Feral pigs are opportunistic and adaptable. One Canadian presenter explained, "We didn't think pigs could survive our cold winters." He described "pigloos," a nest of sticks the pigs make for themselves and their young during winter. Feral pigs typically produce two litters per year of 4-12 piglets and reproduce year round.

To date there have been two sightings of feral pigs at or near the northern border of Montana. For the last two winters sightings were reported in an area between Phillips and Valley Counties. APHIS (Animal and Plant Health Inspection Service) is an agency of the USDA charged with investigating and providing resources to eradicate or control feral pigs. John Steuber, the state director for Montana, said the agency flew 13.25 hours looking for pigs south of Saco but found none. "Snow cover for tracking from the air was good," he explained, "but at this point we are calling the sightings "unsubstantiated.""

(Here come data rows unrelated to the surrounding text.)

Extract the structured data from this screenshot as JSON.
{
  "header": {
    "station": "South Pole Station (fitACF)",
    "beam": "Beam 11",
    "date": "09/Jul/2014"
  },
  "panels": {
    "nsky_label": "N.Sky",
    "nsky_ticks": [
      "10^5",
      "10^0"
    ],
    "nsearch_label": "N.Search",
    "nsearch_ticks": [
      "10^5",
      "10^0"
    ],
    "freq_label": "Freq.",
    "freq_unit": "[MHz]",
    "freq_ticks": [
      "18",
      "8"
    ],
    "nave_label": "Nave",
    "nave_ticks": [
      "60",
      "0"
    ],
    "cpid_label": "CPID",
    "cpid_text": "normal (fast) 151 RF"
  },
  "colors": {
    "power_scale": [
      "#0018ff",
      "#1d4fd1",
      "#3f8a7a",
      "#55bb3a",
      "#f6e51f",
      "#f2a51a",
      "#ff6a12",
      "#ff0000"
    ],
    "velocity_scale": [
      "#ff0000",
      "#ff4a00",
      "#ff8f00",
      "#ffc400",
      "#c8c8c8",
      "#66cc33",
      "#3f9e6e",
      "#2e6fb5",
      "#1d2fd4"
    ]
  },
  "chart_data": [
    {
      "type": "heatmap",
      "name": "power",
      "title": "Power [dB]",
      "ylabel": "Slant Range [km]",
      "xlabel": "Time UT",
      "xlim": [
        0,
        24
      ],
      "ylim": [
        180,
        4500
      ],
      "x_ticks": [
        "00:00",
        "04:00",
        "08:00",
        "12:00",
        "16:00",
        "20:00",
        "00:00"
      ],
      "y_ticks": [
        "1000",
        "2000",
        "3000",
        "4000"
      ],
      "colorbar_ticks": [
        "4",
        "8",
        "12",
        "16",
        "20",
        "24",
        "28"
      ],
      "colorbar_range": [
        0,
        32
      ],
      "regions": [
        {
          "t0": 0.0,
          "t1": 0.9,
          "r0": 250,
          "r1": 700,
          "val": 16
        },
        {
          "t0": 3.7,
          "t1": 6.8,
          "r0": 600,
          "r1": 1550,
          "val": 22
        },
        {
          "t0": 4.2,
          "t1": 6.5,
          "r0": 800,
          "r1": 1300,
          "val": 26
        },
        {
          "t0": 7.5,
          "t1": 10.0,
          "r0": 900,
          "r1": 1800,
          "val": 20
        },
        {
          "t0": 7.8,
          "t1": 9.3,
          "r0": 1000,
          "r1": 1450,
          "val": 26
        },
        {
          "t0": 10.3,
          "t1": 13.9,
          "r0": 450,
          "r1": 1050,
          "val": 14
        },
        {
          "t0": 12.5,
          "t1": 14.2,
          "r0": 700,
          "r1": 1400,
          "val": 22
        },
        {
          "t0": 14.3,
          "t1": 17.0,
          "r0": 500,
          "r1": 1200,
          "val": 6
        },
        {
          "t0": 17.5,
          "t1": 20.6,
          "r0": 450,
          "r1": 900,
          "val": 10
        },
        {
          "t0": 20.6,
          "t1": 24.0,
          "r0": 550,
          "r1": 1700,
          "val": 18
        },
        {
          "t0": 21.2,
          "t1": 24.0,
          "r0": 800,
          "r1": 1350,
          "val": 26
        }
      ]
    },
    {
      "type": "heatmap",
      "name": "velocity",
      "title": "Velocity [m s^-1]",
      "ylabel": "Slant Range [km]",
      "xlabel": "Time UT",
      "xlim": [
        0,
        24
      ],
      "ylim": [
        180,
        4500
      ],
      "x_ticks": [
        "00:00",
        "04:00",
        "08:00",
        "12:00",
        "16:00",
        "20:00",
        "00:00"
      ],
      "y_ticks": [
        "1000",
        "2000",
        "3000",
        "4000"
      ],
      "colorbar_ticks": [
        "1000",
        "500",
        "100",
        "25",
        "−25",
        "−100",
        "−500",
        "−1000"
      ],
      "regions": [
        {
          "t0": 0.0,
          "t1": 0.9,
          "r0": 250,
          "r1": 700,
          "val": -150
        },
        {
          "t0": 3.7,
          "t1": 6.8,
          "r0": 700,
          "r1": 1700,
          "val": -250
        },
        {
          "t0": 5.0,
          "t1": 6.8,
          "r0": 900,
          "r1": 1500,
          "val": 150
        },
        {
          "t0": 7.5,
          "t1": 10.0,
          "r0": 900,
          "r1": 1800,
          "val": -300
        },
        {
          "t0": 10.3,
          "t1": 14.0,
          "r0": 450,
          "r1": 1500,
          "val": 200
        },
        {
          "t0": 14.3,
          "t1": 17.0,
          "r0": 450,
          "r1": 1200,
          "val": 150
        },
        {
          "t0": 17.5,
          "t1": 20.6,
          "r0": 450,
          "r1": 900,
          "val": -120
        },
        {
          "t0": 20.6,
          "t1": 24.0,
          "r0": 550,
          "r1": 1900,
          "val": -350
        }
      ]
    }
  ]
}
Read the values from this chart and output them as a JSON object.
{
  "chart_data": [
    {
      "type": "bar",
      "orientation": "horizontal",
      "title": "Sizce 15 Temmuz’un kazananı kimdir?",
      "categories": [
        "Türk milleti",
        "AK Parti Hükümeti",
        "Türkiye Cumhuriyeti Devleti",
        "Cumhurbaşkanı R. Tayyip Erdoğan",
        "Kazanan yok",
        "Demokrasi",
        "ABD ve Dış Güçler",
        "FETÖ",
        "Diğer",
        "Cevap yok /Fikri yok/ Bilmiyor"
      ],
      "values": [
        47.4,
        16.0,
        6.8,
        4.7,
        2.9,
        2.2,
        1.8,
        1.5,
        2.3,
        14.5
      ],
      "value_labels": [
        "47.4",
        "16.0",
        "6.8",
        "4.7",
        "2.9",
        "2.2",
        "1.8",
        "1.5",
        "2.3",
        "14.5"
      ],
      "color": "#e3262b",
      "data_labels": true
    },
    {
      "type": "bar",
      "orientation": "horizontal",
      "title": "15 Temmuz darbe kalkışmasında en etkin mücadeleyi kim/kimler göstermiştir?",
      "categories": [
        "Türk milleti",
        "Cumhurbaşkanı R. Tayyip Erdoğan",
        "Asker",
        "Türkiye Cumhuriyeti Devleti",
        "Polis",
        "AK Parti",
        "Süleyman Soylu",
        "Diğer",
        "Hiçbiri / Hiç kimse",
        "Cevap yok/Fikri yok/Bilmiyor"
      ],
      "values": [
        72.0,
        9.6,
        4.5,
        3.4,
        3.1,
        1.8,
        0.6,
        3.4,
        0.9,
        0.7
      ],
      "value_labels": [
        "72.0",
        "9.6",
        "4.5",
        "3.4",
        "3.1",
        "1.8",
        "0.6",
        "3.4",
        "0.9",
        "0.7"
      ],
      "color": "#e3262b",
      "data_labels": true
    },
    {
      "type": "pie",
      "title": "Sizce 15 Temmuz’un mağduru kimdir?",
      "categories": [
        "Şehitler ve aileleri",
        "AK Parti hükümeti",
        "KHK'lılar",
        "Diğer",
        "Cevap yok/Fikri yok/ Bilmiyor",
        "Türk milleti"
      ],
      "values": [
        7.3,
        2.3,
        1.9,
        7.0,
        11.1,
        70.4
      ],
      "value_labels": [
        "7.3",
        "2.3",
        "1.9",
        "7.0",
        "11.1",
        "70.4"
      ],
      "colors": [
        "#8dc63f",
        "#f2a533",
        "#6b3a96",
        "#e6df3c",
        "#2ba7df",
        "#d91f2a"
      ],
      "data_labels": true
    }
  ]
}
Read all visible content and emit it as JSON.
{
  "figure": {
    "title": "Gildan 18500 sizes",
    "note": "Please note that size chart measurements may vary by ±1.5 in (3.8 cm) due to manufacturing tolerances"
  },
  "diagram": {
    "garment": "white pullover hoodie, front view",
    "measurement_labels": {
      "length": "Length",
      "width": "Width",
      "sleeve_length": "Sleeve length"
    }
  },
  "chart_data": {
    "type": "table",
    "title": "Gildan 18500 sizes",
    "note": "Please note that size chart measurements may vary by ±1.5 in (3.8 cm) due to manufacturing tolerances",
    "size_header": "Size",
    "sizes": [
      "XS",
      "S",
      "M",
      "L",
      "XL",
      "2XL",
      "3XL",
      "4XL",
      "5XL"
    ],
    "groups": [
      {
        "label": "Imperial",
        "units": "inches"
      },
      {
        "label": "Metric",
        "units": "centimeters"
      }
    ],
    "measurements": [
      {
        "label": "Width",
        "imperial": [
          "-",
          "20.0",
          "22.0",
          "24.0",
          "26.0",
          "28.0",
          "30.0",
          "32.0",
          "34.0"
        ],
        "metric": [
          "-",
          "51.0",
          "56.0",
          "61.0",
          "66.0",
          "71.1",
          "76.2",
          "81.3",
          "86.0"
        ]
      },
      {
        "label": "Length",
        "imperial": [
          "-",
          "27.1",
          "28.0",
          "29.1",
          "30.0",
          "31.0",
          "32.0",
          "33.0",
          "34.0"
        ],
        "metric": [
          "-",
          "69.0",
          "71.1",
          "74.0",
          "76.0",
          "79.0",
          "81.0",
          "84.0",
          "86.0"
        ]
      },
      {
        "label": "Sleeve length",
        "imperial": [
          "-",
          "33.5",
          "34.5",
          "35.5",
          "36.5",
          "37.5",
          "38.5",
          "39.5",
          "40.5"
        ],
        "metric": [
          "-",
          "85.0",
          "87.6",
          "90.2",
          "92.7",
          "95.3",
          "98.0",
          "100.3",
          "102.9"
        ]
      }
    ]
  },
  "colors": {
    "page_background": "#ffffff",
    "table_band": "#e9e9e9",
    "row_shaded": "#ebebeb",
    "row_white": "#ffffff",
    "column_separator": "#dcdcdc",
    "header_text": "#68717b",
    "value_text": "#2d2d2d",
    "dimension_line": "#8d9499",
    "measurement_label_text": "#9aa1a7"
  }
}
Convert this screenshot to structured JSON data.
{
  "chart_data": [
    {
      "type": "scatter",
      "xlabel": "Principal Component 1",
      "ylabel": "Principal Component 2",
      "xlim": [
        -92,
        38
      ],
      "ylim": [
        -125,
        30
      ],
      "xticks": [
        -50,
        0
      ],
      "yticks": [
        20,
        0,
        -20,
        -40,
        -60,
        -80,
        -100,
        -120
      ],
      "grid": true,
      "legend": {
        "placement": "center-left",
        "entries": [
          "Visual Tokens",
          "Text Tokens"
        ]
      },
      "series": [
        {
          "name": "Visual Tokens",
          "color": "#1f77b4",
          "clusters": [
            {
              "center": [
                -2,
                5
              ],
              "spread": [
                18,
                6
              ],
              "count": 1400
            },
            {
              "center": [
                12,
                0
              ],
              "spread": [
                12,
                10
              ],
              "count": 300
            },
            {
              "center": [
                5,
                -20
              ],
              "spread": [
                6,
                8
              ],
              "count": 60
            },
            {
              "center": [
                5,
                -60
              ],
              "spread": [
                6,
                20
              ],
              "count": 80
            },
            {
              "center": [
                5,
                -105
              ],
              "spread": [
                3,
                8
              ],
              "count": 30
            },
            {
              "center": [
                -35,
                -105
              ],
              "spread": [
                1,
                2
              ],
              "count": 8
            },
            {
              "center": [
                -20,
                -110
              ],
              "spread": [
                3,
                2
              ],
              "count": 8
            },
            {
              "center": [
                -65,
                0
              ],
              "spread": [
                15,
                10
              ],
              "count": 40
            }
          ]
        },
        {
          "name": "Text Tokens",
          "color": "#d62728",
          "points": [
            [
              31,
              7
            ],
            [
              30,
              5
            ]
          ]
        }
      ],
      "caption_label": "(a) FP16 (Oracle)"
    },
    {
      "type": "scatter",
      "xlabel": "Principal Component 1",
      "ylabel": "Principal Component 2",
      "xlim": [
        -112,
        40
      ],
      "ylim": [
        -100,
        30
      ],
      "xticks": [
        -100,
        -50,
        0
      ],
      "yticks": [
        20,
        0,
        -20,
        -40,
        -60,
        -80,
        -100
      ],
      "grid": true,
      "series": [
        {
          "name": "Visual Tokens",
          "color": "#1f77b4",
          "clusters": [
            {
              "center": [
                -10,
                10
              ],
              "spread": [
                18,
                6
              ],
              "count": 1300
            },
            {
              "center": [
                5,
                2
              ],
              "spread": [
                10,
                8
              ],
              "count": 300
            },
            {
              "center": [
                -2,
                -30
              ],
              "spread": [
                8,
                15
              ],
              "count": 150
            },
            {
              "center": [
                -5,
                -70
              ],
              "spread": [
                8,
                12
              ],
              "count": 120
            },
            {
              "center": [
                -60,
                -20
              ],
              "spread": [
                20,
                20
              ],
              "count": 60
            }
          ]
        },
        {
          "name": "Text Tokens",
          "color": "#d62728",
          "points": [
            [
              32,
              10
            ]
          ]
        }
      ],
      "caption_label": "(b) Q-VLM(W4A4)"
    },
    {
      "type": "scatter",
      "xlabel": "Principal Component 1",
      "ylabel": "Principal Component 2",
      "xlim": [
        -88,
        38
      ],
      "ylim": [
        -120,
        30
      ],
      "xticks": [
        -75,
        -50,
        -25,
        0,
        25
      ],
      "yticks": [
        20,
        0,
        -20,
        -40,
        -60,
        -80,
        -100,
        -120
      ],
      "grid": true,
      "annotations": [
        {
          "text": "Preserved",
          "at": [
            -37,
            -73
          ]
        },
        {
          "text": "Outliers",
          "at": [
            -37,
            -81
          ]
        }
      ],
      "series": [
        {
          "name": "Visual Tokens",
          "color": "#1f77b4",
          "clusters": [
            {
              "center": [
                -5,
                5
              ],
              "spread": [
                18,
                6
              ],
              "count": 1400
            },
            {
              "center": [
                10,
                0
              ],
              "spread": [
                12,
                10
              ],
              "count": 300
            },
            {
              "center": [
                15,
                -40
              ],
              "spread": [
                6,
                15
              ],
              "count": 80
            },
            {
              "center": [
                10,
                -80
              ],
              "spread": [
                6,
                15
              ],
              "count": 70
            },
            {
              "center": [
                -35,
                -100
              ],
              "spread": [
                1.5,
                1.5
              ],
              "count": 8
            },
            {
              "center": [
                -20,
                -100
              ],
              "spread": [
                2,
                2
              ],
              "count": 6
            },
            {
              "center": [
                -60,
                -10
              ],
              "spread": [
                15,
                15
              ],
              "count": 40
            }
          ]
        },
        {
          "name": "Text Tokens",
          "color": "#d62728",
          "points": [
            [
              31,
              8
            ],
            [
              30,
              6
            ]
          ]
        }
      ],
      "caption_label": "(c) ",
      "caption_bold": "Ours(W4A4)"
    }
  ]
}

Last summer, in Alberta, north of the Milk River, eight feral pigs were sighted. Four were shot and the others escaped. A Canadian presenter in Sweet Grass told, "Unless you can totally eradicate a nest (or sounder) of the pigs, the ones who escape will be smarter and harder to kill the next time." Steuber, head of the state APHIS group, said he believes the closest pigs in Alberta are "still about 400 miles north of the border." In Saskatchewan the pigs are likely closer, expanding their presence each year by an area about the size of Blaine County.

The response to feral pigs in Canada is mixed. Alberta has a provincial plan to eradicate them. Saskatchewan, with more feral pigs, has no plan. Some ranchers and farmers in Saskatchewan organized to eradicate the pigs. A group of ag operators near Moose Mountain Provincial Park finally eradicated the pigs in that area. The effort involved about a dozen people who used $150,000 of their own resources during more than a decade it took to eradicate the pests.


"Squeal on Pigs!" is part of a campaign to eradicate feral pigs in Montana

In 2015 the Montana legislature passed laws to keep feral pigs out of the state. The new laws created processes for eradicating pigs that might make their way to the state. Montana's approach assumes hunting actually increases the numbers and spread of wild pigs. That's based on the experiences of Texas, Georgia, Oklahoma and other states (see graphics of spread of feral pigs from 1982-2018) where hunting wild pigs is legal but numbers of them keep increasing.

Bruce Anderson is a resident of rural Blaine County and member of the Montana Invasive Species Council, an advisory board to the Montana governor. Anderson said he thinks northern Montanans will eventually have to deal with feral pigs. He's convinced the only way to remove the threat is to eradicate the feral pigs when encountered. Complete eradication seems to be the course planned by Montana officials.

The 2015 law also makes it unlawful to transport or release feral pigs in the state. One USDA presenter said, "A lot of these feral pigs are spreading at 70 mph as people trap and introduce them for sport hunting." Montana's laws carry a stiff fine for introducing feral pigs.

Montana landowners can shoot feral pigs on land they own or control. Shootings and sightings of feral pigs should be reported. Shootings and sightings can be investigated by state personnel to assess how to eradicate the pigs. To report shootings or sightings of feral pigs, call 406-444-2976. That Helena phone number connects to "Squeal on Pigs!"-a campaign to educate Montanans about the threat of feral pigs and provide a mechanism to respond to the threat. The "24 -7" phone is manned so reports can be taken and followed up by appropriate responders.